Teachers, school employees, parents and supporters of public education have a lot to worry about. Not to sound paranoid, but they really are coming to get us.
In today's Advocate, reporter Will Sentell has a story about the speech that Lane Grigsby gave to Volunteers in Public Schools yesterday. Grigsby is the moneybag tycoon behind the Alliance for Better Classrooms. That's the group that poured tons of money into BESE and legislative races, demanding in return a pledge to oppose teacher tenure.
Grigsby's group is working closely with the Louisiana Association of Public Charter Schools, the Associated Professional Educators of Louisiana and others to take the "public" out of public education. As the article puts it, "ABC favors a wide range of steps in the name of school choice, including tax credits and major changes in how public schools are funded."

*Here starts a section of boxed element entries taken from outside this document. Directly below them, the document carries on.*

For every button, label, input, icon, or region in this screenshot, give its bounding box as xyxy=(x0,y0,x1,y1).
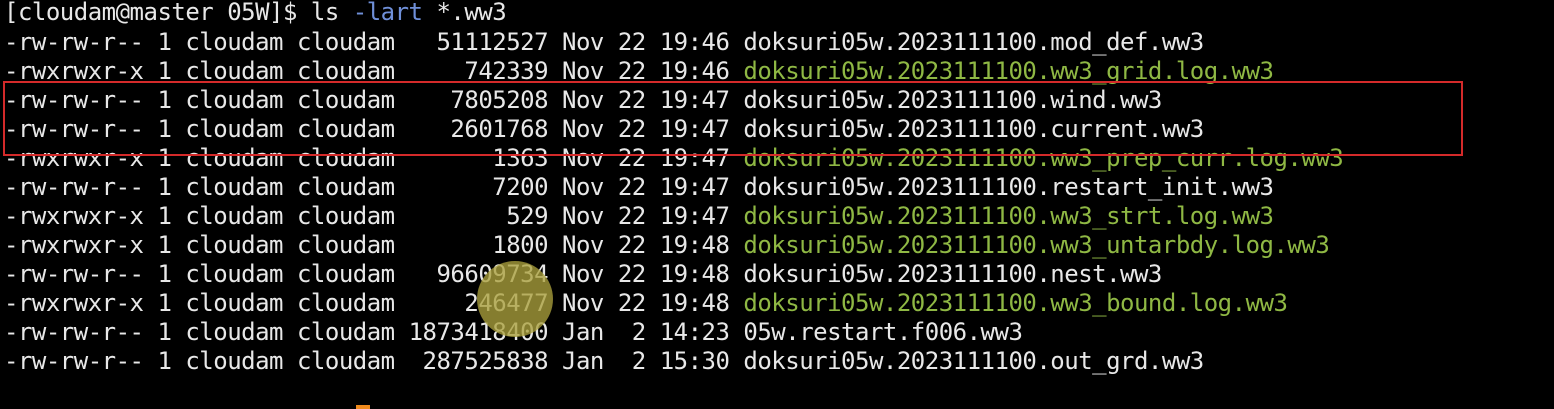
group-field: cloudam xyxy=(296,202,395,230)
owner-field: cloudam xyxy=(185,347,284,375)
group-field: cloudam xyxy=(296,289,395,317)
links-field: 1 xyxy=(157,231,172,259)
filename-field: 05w.restart.f006.ww3 xyxy=(743,318,1023,346)
month-field: Nov xyxy=(562,231,604,259)
size-field: 287525838 xyxy=(422,347,549,375)
permissions-field: -rw-rw-r-- xyxy=(4,318,144,346)
links-field: 1 xyxy=(157,202,172,230)
day-field: 22 xyxy=(617,173,646,201)
links-field: 1 xyxy=(157,318,172,346)
listing-row: -rw-rw-r-- 1 cloudam cloudam 96609734 No… xyxy=(4,259,1162,289)
size-field: 529 xyxy=(506,202,549,230)
month-field: Nov xyxy=(562,28,604,56)
time-field: 19:46 xyxy=(659,28,730,56)
links-field: 1 xyxy=(157,260,172,288)
terminal-window[interactable]: [cloudam@master 05W]$ ls -lart *.ww3 -rw… xyxy=(0,0,1554,409)
command-option: -lart xyxy=(352,0,423,26)
group-field: cloudam xyxy=(296,231,395,259)
day-field: 22 xyxy=(617,260,646,288)
day-field: 2 xyxy=(631,347,646,375)
command-argument: *.ww3 xyxy=(436,0,507,26)
time-field: 19:47 xyxy=(659,173,730,201)
permissions-field: -rw-rw-r-- xyxy=(4,28,144,56)
day-field: 2 xyxy=(631,318,646,346)
red-highlight-box xyxy=(3,81,1463,156)
time-field: 19:48 xyxy=(659,231,730,259)
month-field: Nov xyxy=(562,202,604,230)
owner-field: cloudam xyxy=(185,231,284,259)
listing-row: -rwxrwxr-x 1 cloudam cloudam 1800 Nov 22… xyxy=(4,230,1330,260)
owner-field: cloudam xyxy=(185,318,284,346)
filename-field: doksuri05w.2023111100.out_grd.ww3 xyxy=(743,347,1204,375)
month-field: Nov xyxy=(562,173,604,201)
time-field: 19:48 xyxy=(659,289,730,317)
links-field: 1 xyxy=(157,347,172,375)
group-field: cloudam xyxy=(296,28,395,56)
group-field: cloudam xyxy=(296,173,395,201)
owner-field: cloudam xyxy=(185,260,284,288)
group-field: cloudam xyxy=(296,318,395,346)
filename-field: doksuri05w.2023111100.mod_def.ww3 xyxy=(743,28,1204,56)
mouse-cursor-highlight xyxy=(477,261,553,337)
day-field: 22 xyxy=(617,202,646,230)
listing-row: -rw-rw-r-- 1 cloudam cloudam 51112527 No… xyxy=(4,27,1204,57)
owner-field: cloudam xyxy=(185,289,284,317)
permissions-field: -rw-rw-r-- xyxy=(4,260,144,288)
time-field: 19:47 xyxy=(659,202,730,230)
listing-row: -rw-rw-r-- 1 cloudam cloudam 287525838 J… xyxy=(4,346,1204,376)
time-field: 19:48 xyxy=(659,260,730,288)
group-field: cloudam xyxy=(296,260,395,288)
day-field: 22 xyxy=(617,231,646,259)
text-cursor-mark xyxy=(356,405,370,409)
size-field: 51112527 xyxy=(436,28,549,56)
month-field: Nov xyxy=(562,260,604,288)
permissions-field: -rwxrwxr-x xyxy=(4,231,144,259)
permissions-field: -rwxrwxr-x xyxy=(4,289,144,317)
owner-field: cloudam xyxy=(185,173,284,201)
listing-row: -rwxrwxr-x 1 cloudam cloudam 529 Nov 22 … xyxy=(4,201,1274,231)
command-line: [cloudam@master 05W]$ ls -lart *.ww3 xyxy=(4,0,507,27)
owner-field: cloudam xyxy=(185,202,284,230)
permissions-field: -rw-rw-r-- xyxy=(4,347,144,375)
time-field: 14:23 xyxy=(659,318,730,346)
month-field: Jan xyxy=(562,318,604,346)
links-field: 1 xyxy=(157,173,172,201)
size-field: 1800 xyxy=(492,231,549,259)
shell-prompt: [cloudam@master 05W]$ xyxy=(4,0,311,26)
size-field: 7200 xyxy=(492,173,549,201)
listing-row: -rw-rw-r-- 1 cloudam cloudam 7200 Nov 22… xyxy=(4,172,1274,202)
permissions-field: -rwxrwxr-x xyxy=(4,202,144,230)
filename-field: doksuri05w.2023111100.ww3_strt.log.ww3 xyxy=(743,202,1274,230)
links-field: 1 xyxy=(157,28,172,56)
day-field: 22 xyxy=(617,28,646,56)
filename-field: doksuri05w.2023111100.ww3_untarbdy.log.w… xyxy=(743,231,1330,259)
time-field: 15:30 xyxy=(659,347,730,375)
month-field: Nov xyxy=(562,289,604,317)
listing-row: -rwxrwxr-x 1 cloudam cloudam 246477 Nov … xyxy=(4,288,1288,318)
owner-field: cloudam xyxy=(185,28,284,56)
permissions-field: -rw-rw-r-- xyxy=(4,173,144,201)
filename-field: doksuri05w.2023111100.nest.ww3 xyxy=(743,260,1162,288)
filename-field: doksuri05w.2023111100.restart_init.ww3 xyxy=(743,173,1274,201)
month-field: Jan xyxy=(562,347,604,375)
command-name: ls xyxy=(310,0,339,26)
filename-field: doksuri05w.2023111100.ww3_bound.log.ww3 xyxy=(743,289,1288,317)
links-field: 1 xyxy=(157,289,172,317)
group-field: cloudam xyxy=(296,347,395,375)
day-field: 22 xyxy=(617,289,646,317)
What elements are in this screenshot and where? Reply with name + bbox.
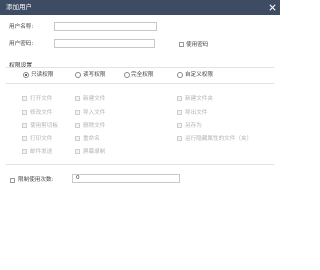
close-icon[interactable] <box>268 3 277 12</box>
perm-label: 新建文件夹 <box>185 96 213 102</box>
title-bar: 添加用户 <box>0 0 280 15</box>
perm-checkbox[interactable] <box>177 123 182 128</box>
section-divider <box>6 67 274 68</box>
perm-checkbox[interactable] <box>75 149 80 154</box>
username-label: 用户名称: <box>9 24 34 30</box>
use-password-checkbox[interactable] <box>179 42 184 47</box>
perm-label: 重命名 <box>83 136 100 142</box>
perm-checkbox[interactable] <box>177 136 182 141</box>
limit-usage-checkbox[interactable] <box>10 178 15 183</box>
radio-custom[interactable] <box>177 72 183 78</box>
perm-label: 邮件发送 <box>30 149 53 155</box>
perm-label: 导入文件 <box>83 110 106 116</box>
radio-readwrite-label: 读写权限 <box>83 72 106 78</box>
use-password-label: 使用密码 <box>186 42 209 48</box>
perm-checkbox[interactable] <box>177 96 182 101</box>
perm-checkbox[interactable] <box>22 136 27 141</box>
perm-checkbox[interactable] <box>22 149 27 154</box>
perm-label: 新建文件 <box>83 96 106 102</box>
perm-label: 导出文件 <box>185 110 208 116</box>
perm-label: 运行隐藏属性的文件（夹） <box>185 136 253 142</box>
limit-usage-input[interactable]: 0 <box>72 174 180 183</box>
radio-readwrite[interactable] <box>75 72 81 78</box>
username-input[interactable] <box>54 22 157 31</box>
password-label: 用户密码: <box>9 41 34 47</box>
perm-checkbox[interactable] <box>75 136 80 141</box>
dialog-title: 添加用户 <box>6 3 32 11</box>
perm-checkbox[interactable] <box>22 123 27 128</box>
perm-checkbox[interactable] <box>22 110 27 115</box>
radio-custom-label: 自定义权限 <box>185 72 213 78</box>
grid-divider <box>6 164 274 165</box>
perm-checkbox[interactable] <box>22 96 27 101</box>
limit-usage-label: 限制使用次数: <box>18 177 54 183</box>
modes-divider <box>6 83 274 84</box>
perm-label: 打开文件 <box>30 96 53 102</box>
radio-readonly-label: 只读权限 <box>31 72 54 78</box>
password-input[interactable] <box>54 39 155 48</box>
perm-label: 使用剪切板 <box>30 123 58 129</box>
perm-label: 修改文件 <box>30 110 53 116</box>
perm-checkbox[interactable] <box>75 123 80 128</box>
perm-label: 删除文件 <box>83 123 106 129</box>
perm-label: 打印文件 <box>30 136 53 142</box>
radio-full-label: 完全权限 <box>131 72 154 78</box>
perm-checkbox[interactable] <box>177 110 182 115</box>
perm-checkbox[interactable] <box>75 96 80 101</box>
radio-readonly[interactable] <box>23 72 29 78</box>
perm-label: 屏幕录制 <box>83 149 106 155</box>
perm-label: 另存为 <box>185 123 202 129</box>
radio-full[interactable] <box>124 72 130 78</box>
perm-checkbox[interactable] <box>75 110 80 115</box>
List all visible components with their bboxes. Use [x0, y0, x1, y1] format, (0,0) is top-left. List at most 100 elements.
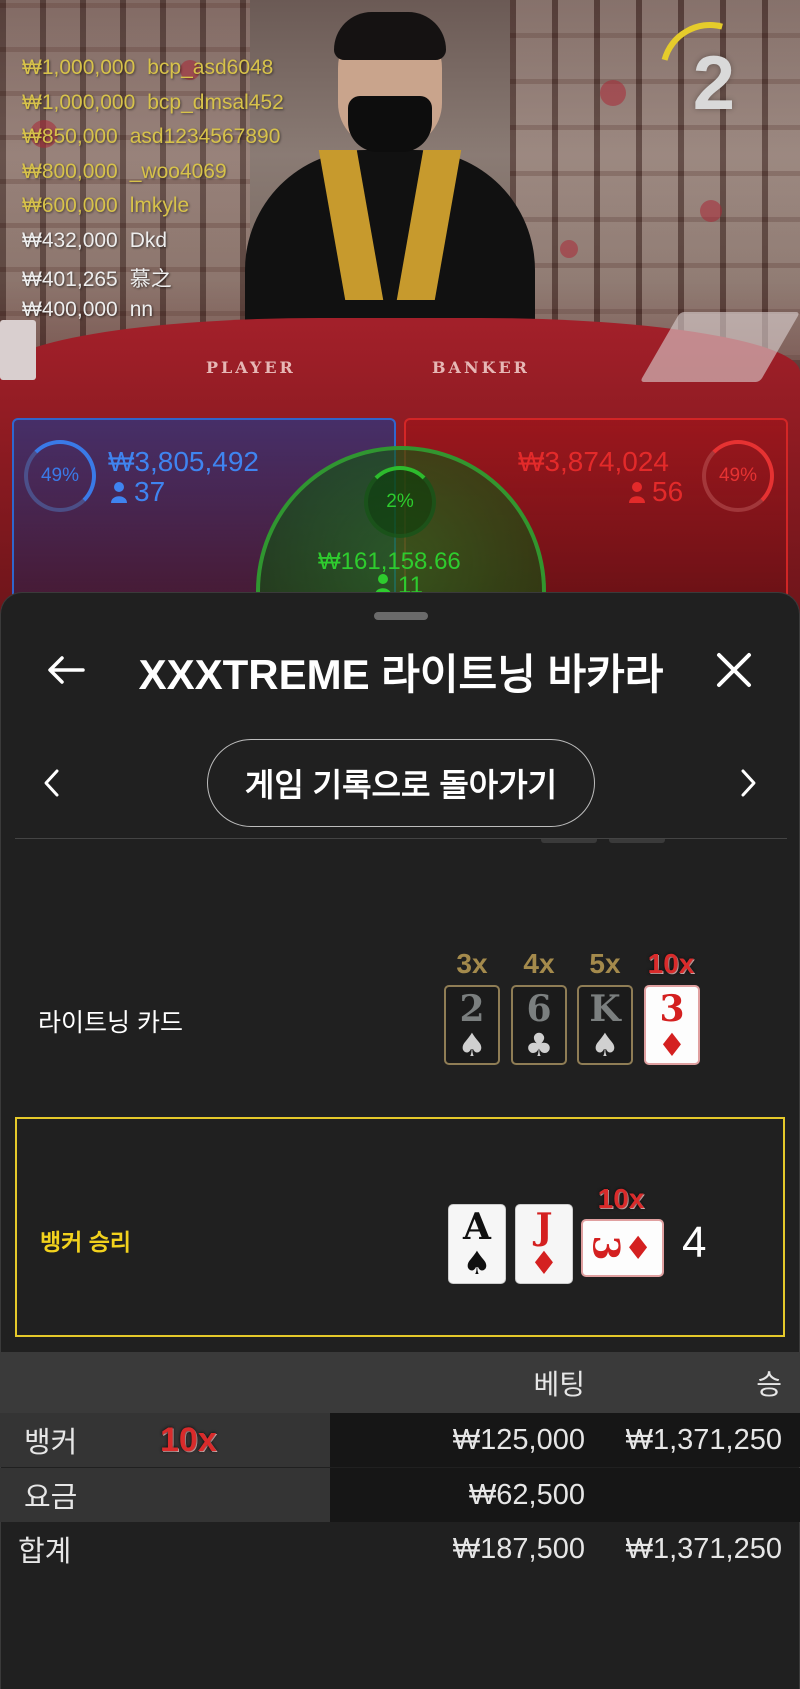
- lightning-card-highlighted: 3 ♦: [644, 985, 700, 1065]
- lightning-multiplier: 3x: [456, 948, 488, 979]
- lightning-multiplier: 4x: [523, 948, 555, 979]
- person-icon: [111, 482, 127, 503]
- winner-row: ₩1,000,000 bcp_asd6048: [22, 56, 284, 91]
- winner-row: ₩1,000,000 bcp_dmsal452: [22, 91, 284, 126]
- result-label: 뱅커 승리: [40, 1229, 132, 1255]
- card-rank: 2: [459, 988, 485, 1030]
- banker-third-card: 3 ♦: [581, 1219, 664, 1277]
- round-number: 2: [692, 41, 735, 126]
- player-count-value: 37: [134, 476, 166, 507]
- table-label-player: PLAYER: [206, 358, 296, 377]
- third-card-multiplier: 10x: [597, 1183, 645, 1214]
- winner-name: Dkd: [129, 228, 168, 252]
- winner-amount: ₩800,000: [22, 159, 118, 183]
- close-button[interactable]: [709, 645, 759, 695]
- table-row: 뱅커 10x ₩125,000 ₩1,371,250: [0, 1413, 800, 1467]
- winner-row: ₩600,000 lmkyle: [22, 194, 284, 229]
- winner-amount: ₩1,000,000: [22, 56, 136, 79]
- tab-indicator: [609, 839, 665, 843]
- banker-card: A ♠: [448, 1204, 506, 1284]
- diamond-icon: ♦: [657, 1026, 687, 1064]
- winner-amount: ₩600,000: [22, 194, 118, 217]
- table-row: 요금 ₩62,500: [0, 1468, 800, 1522]
- winner-amount: ₩400,000: [22, 297, 118, 321]
- winner-name: bcp_dmsal452: [147, 90, 284, 114]
- winner-amount: ₩401,265: [22, 268, 118, 291]
- close-icon: [717, 653, 751, 687]
- card-rank: 3: [584, 1235, 627, 1261]
- person-icon: [629, 482, 645, 503]
- winner-amount: ₩1,000,000: [22, 90, 136, 114]
- hand-score: 4: [682, 1218, 707, 1267]
- diamond-icon: ♦: [529, 1244, 559, 1282]
- winner-name: _woo4069: [129, 159, 227, 183]
- table-total-row: 합계 ₩187,500 ₩1,371,250: [0, 1522, 800, 1576]
- column-header-bet: 베팅: [533, 1368, 585, 1400]
- tie-percent-ring: 2%: [364, 466, 436, 538]
- previous-round-button[interactable]: [31, 755, 71, 811]
- blossom-decoration: [600, 80, 626, 106]
- winner-name: asd1234567890: [129, 125, 281, 148]
- back-to-history-button[interactable]: 게임 기록으로 돌아가기: [207, 739, 595, 827]
- chevron-right-icon: [741, 769, 756, 797]
- spade-icon: ♠: [590, 1026, 620, 1064]
- total-win: ₩1,371,250: [625, 1532, 782, 1565]
- lightning-multiplier: 10x: [647, 948, 695, 979]
- spade-icon: ♠: [462, 1244, 492, 1282]
- sheet-grabber[interactable]: [374, 612, 428, 620]
- lightning-card: 6 ♣: [511, 985, 567, 1065]
- winner-row: ₩850,000 asd1234567890: [22, 125, 284, 160]
- banker-total-amount: ₩3,874,024: [518, 446, 669, 477]
- card-rank: J: [535, 1206, 553, 1248]
- table-label-banker: BANKER: [432, 358, 530, 377]
- winner-row: ₩800,000 _woo4069: [22, 160, 284, 195]
- club-icon: ♣: [524, 1026, 554, 1064]
- player-count: 37: [110, 476, 165, 508]
- next-round-button[interactable]: [729, 755, 769, 811]
- winner-name: nn: [129, 297, 154, 321]
- card-rank: 6: [526, 988, 552, 1030]
- banker-count-value: 56: [652, 476, 684, 507]
- player-percent-ring: 49%: [24, 440, 96, 512]
- row-bet: ₩125,000: [452, 1423, 585, 1456]
- column-header-win: 승: [756, 1368, 782, 1400]
- lightning-cards-label: 라이트닝 카드: [38, 1009, 183, 1037]
- lightning-multiplier: 5x: [589, 948, 621, 979]
- blossom-decoration: [700, 200, 722, 222]
- dealer-hair: [334, 12, 446, 60]
- lightning-card: 2 ♠: [444, 985, 500, 1065]
- winner-row: ₩432,000 Dkd: [22, 229, 284, 264]
- banker-count: 56: [628, 476, 683, 508]
- winner-name: 慕之: [129, 268, 172, 291]
- row-bet: ₩62,500: [468, 1478, 585, 1511]
- winner-row: ₩400,000 nn: [22, 298, 284, 333]
- banker-card: J ♦: [515, 1204, 573, 1284]
- arrow-left-icon: [48, 656, 85, 684]
- back-button[interactable]: [41, 645, 91, 695]
- card-rank: 3: [659, 988, 685, 1030]
- diamond-icon: ♦: [623, 1229, 653, 1267]
- sheet-title: XXXTREME 라이트닝 바카라: [138, 651, 664, 698]
- chevron-left-icon: [44, 769, 59, 797]
- summary-table-header: 베팅 승: [0, 1352, 800, 1413]
- winner-amount: ₩850,000: [22, 125, 118, 148]
- lightning-card: K ♠: [577, 985, 633, 1065]
- tab-indicator: [541, 839, 597, 843]
- total-bet: ₩187,500: [452, 1532, 585, 1565]
- winner-row: ₩401,265 慕之: [22, 263, 284, 298]
- app-root: PLAYER BANKER 2 ₩1,000,000 bcp_asd6048 ₩1…: [0, 0, 800, 1689]
- header-divider: [15, 838, 787, 839]
- spade-icon: ♠: [457, 1026, 487, 1064]
- card-rank: A: [463, 1206, 491, 1248]
- dealer-mask: [348, 96, 432, 152]
- winner-amount: ₩432,000: [22, 228, 118, 252]
- player-total-amount: ₩3,805,492: [108, 446, 259, 477]
- row-win: ₩1,371,250: [625, 1423, 782, 1456]
- winner-name: lmkyle: [129, 194, 190, 217]
- winner-name: bcp_asd6048: [147, 56, 274, 79]
- row-multiplier: 10x: [160, 1421, 217, 1459]
- row-label: 요금: [0, 1468, 330, 1522]
- total-label: 합계: [18, 1536, 72, 1568]
- winners-list: ₩1,000,000 bcp_asd6048 ₩1,000,000 bcp_dmsa…: [22, 56, 284, 332]
- blossom-decoration: [560, 240, 578, 258]
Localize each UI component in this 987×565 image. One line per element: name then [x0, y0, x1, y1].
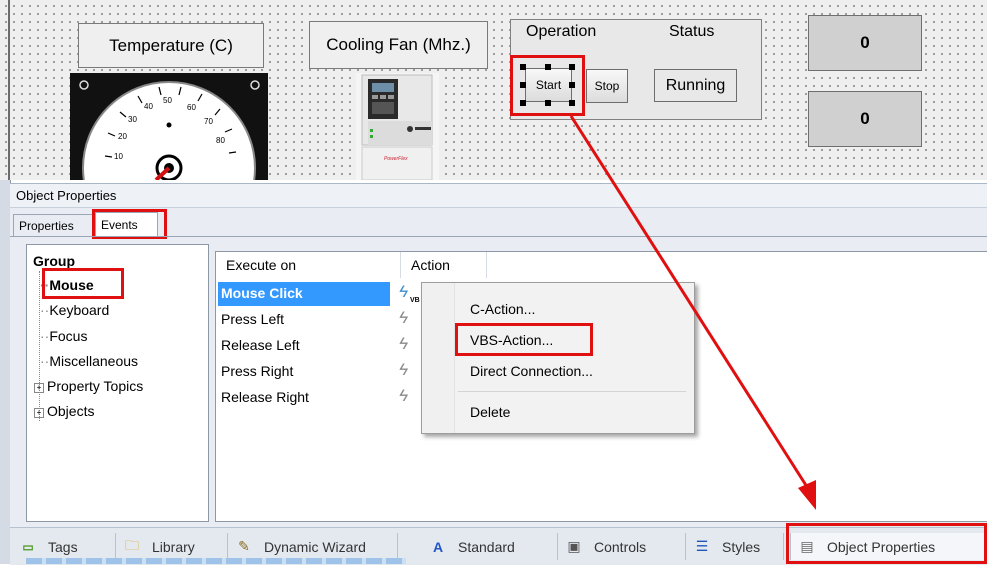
- annotation-arrowhead-icon: [798, 480, 816, 510]
- annotation-arrows: [569, 115, 816, 510]
- annotation-arrow-line: [569, 115, 811, 491]
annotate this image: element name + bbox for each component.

Grigsby's isn't the only deep-pocketed, corporate-aligned organization to paint a target on the backs of public educators, however. On December 12, the Pelican Institute for Public Policy will hold its "policy orientation" for the Louisiana legislature.
Featured speakers at the conference will be Sen. David Vitter and Americans for Tax Reform President Grover Norquist, who says he'd like to shrink government small enough to drown it in a bathtub.
Panelists on the agenda include a laundry list of right-wing activists and legislators who are pushing a radical "reform" agenda aimed at privatizing, voucherizing and charterizing our schools.
The upshot of it all is this: Louisiana is now squarely in the middle of a national fight over public policy, with an emphasis on public education. After Saturday's general election, it promises to be a long and perhaps bloody four years.